In senso generale bisogna sempre tenere presente il condizionamento storico delle rivelazioni private: parlano con il linguaggio del momento e i veggenti si esprimono con il loro immaginario. Come
d’altra parte la stessa Sacra Scrittura. Ciò non toglie che nella Chiesa vi possa essere poi un progresso nella teologia e nella preghiera stessa, che non può essere “bloccata” ai tempi e ai modi della
rivelazione privata. Ad esempio: a Lourdes la Madonna ha raccomandato il Rosario, ma oggi a
Lourdes il Rosario si recita in modo più evoluto e la liturgia non è più quella corrente all’epoca
delle apparizioni.
Arriviamo ora a Medjugorje.
Ci sono tre perplessità: a) l’eccessiva durata dei messaggi nel tempo, che non favorisce il loro confluire nell’ordinaria pastorale della Chiesa, come invece è avvenuto per Lourdes e Fatima quando i
messaggi si sono conclusi; b) la proliferazione di parole legata al persistere dei tanti messaggi, che
rischia di “annacquare” la forza dei messaggi e questo a differenza di Lourdes e Fatima, messaggi
relativamente brevi nel tempo e dunque ben caratterizzati; c) la questione spinosa dei francescani
locali che la Madonna nei messaggi avrebbe “sponsorizzato” e
che invece per un certo periodo
furono in difficoltà con l’autorità
ecclesiastica.
Le perplessità, da tenersi presenti
e da seriamente considerarsi, non
annullano tuttavia i tanti frutti di
vita cristiana, che vanno riconosciuti e incrementati.

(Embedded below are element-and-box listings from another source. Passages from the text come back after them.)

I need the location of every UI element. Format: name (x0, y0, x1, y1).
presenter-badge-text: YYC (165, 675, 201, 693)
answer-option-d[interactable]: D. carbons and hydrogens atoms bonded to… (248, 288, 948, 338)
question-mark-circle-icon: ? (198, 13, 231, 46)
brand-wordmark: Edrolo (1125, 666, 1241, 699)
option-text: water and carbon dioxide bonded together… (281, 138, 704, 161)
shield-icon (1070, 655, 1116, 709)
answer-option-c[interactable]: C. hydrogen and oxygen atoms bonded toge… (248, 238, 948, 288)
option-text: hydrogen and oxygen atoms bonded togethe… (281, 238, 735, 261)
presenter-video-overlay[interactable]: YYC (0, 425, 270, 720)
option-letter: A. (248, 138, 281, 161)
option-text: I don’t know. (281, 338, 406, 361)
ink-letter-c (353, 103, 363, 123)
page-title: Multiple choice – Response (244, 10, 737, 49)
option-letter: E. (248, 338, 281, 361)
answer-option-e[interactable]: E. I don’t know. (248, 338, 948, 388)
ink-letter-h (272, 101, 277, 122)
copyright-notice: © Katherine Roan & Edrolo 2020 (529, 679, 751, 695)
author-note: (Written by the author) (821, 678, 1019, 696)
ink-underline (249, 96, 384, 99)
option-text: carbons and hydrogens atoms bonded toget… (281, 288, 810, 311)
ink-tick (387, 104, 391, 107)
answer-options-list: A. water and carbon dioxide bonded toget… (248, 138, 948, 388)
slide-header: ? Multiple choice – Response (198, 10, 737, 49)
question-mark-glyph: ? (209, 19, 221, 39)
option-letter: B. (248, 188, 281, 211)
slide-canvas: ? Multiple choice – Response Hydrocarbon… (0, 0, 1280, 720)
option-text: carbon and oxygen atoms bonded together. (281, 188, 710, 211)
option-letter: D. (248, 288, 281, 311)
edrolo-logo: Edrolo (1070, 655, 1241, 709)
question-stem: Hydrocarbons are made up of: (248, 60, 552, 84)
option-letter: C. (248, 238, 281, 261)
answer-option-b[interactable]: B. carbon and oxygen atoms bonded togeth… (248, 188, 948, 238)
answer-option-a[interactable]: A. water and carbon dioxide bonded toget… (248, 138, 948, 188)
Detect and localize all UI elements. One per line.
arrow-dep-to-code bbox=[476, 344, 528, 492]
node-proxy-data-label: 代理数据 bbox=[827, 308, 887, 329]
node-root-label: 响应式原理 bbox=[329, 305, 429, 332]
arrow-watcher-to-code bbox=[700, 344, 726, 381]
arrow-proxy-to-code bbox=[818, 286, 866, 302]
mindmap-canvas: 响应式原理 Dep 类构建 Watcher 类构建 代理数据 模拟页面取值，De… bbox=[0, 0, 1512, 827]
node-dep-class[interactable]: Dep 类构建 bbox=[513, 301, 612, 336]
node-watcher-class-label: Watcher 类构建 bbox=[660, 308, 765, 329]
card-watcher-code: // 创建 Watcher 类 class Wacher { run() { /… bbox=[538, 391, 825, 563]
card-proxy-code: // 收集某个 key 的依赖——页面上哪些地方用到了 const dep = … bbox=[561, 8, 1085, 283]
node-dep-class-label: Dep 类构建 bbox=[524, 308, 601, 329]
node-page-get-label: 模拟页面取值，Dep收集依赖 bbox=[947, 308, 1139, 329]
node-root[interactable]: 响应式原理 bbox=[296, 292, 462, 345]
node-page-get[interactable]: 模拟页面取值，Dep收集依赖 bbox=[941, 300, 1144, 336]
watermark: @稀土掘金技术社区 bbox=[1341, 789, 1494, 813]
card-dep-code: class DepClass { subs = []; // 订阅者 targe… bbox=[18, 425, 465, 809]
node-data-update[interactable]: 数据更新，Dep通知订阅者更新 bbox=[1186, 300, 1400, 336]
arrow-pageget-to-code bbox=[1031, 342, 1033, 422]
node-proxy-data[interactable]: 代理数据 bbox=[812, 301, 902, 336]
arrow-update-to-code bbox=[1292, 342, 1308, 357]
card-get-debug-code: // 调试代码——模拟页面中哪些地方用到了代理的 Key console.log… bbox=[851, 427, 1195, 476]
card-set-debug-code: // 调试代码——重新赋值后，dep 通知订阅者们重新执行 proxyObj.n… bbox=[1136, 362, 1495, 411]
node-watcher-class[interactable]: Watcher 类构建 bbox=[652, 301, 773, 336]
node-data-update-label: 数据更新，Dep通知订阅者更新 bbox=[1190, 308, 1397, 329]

Ma... ma... in ultima analisi le
“autentiche” rivelazioni private
tendono a superare se stesse per
portare a vivere intensamente nell’ordinario; a credere senza vedere; ad accontentarsi di vedere i
segni sacramentali e di udire le
parole delle Scritture interpretate dalla pastorale della Chiesa; ad accettare l’opacità della vita con la
luce della fede.
In fondo è il tragitto di santa Bernardetta che, malata e sofferente, alla proposta di ritornare a
Lourdes, disse “la grotta non è più per me”. E questo non perché le apparizioni/rivelazioni di
Lourdes e le guarigioni non fossero vere, ma perché in quel momento era più decisivo per lei, attraverso la malattia e la sofferenza, partecipare alla passione e alla croce di Cristo per giungere alla
gloria della risurrezione. Come recita la preghiera conclusiva dell’Angelus.